Isso não fossem as vozes dos jovens sentados nas camas estreitas em meio aos livros, conversando sobre literatura. Eles passam seu tempo mais dentro do lugar, a ler, escrever e discutir, do que a flanar pelos bulevares.
Desde a inauguração, George Whitman acolhe jovens com pretensões literárias que estão de passagem por Paris — e que não costumam, é claro, ter muito dinheiro. Muitos cultivam há tempos o plano de passar uma temporada na lendária livraria, outros a descobrem por acaso. Para a admissão, a única exigência é que escrevam uma autobiografia de uma página.
No momento, há três norte-americanos, três ingleses e uma holandesa. Todos estão escrevendo algo: romances, roteiros, peças de teatro. Embora confessem que é difícil concentrar-se em razão do entra-e-sai e dos debates literários, ninguém põe em dúvida o valor da experiência de viver a literatura em comunidade. Eles, definitivamente, adoram estar ali.
Os jovens que vivem temporariamente na livraria têm em comum um forte sentimento de inadequação. É o que descubro em nossas conversas e o que confirmo mais tarde, ao ler as biografias submetidas a George (veja um exemplo acima). Eram inadequados em suas famílias, suas cidades, seus países. A inadequação — que, aliás, está na origem de todo artista — levou-os à evasão. E Paris, mais pelo seu passado do que pelo seu presente, pareceu-lhes um destino inspirador.

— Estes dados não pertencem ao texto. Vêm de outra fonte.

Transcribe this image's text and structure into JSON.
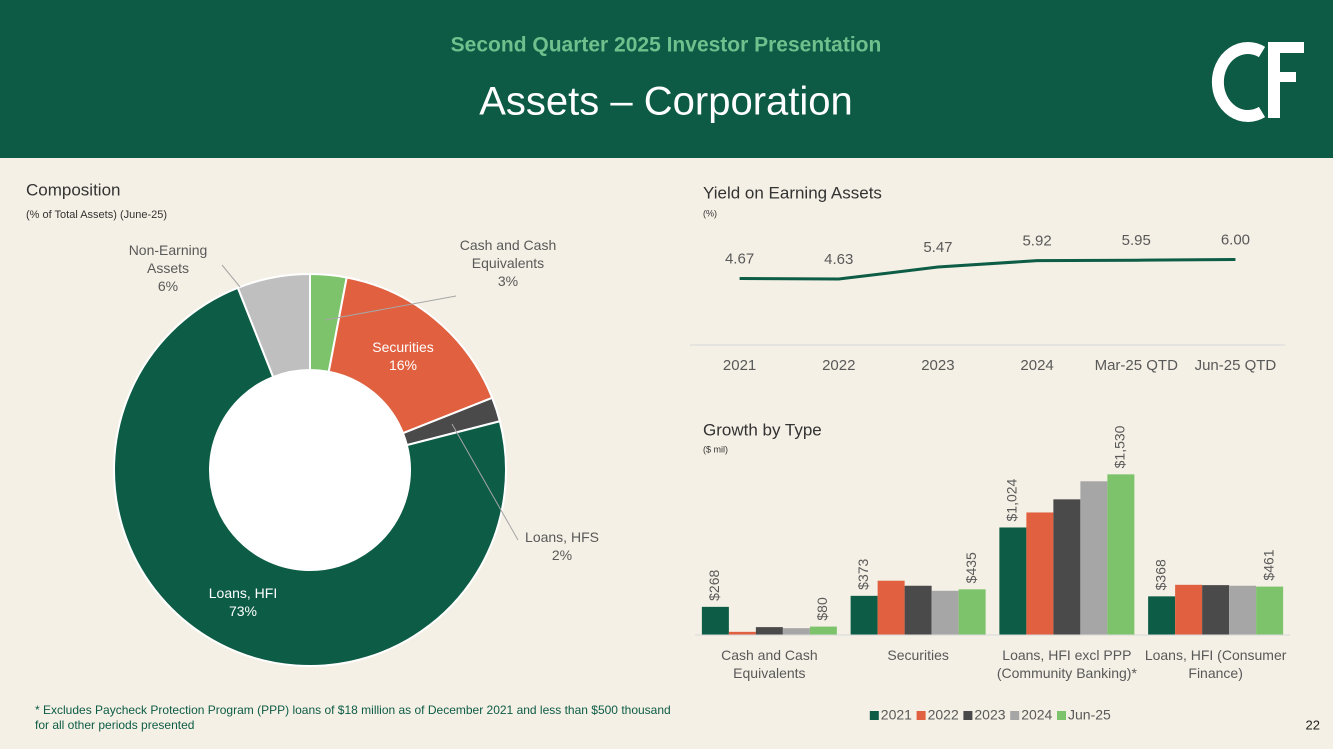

Ainda faz sentido acreditar nesse mito? Um dos jovens que está lá, Thomas Oliver Graham, talvez responda à questão: "Reconheço que haja um elemento falso na Shakespeare and Company. Mas a livraria ainda soa muito verdadeira para nós".
Eu, no fim de minha tarde nesse pequeno mundo inadequado, não poderia deixar de concordar. E creio que saio da livraria um pouco mais idealista, impregnada dos sonhos concretos de George Whitman e dos 40 mil jovens que já passaram por lá.
Carol Bensimon é escritora, autora de Pó de Parede (livro de contos), e faz doutorado em literatura na Universidade Sorbonne Nouvelle, em Paris. Sinuca embaixo d'Água, seu primeiro romance, será publicado em setembro.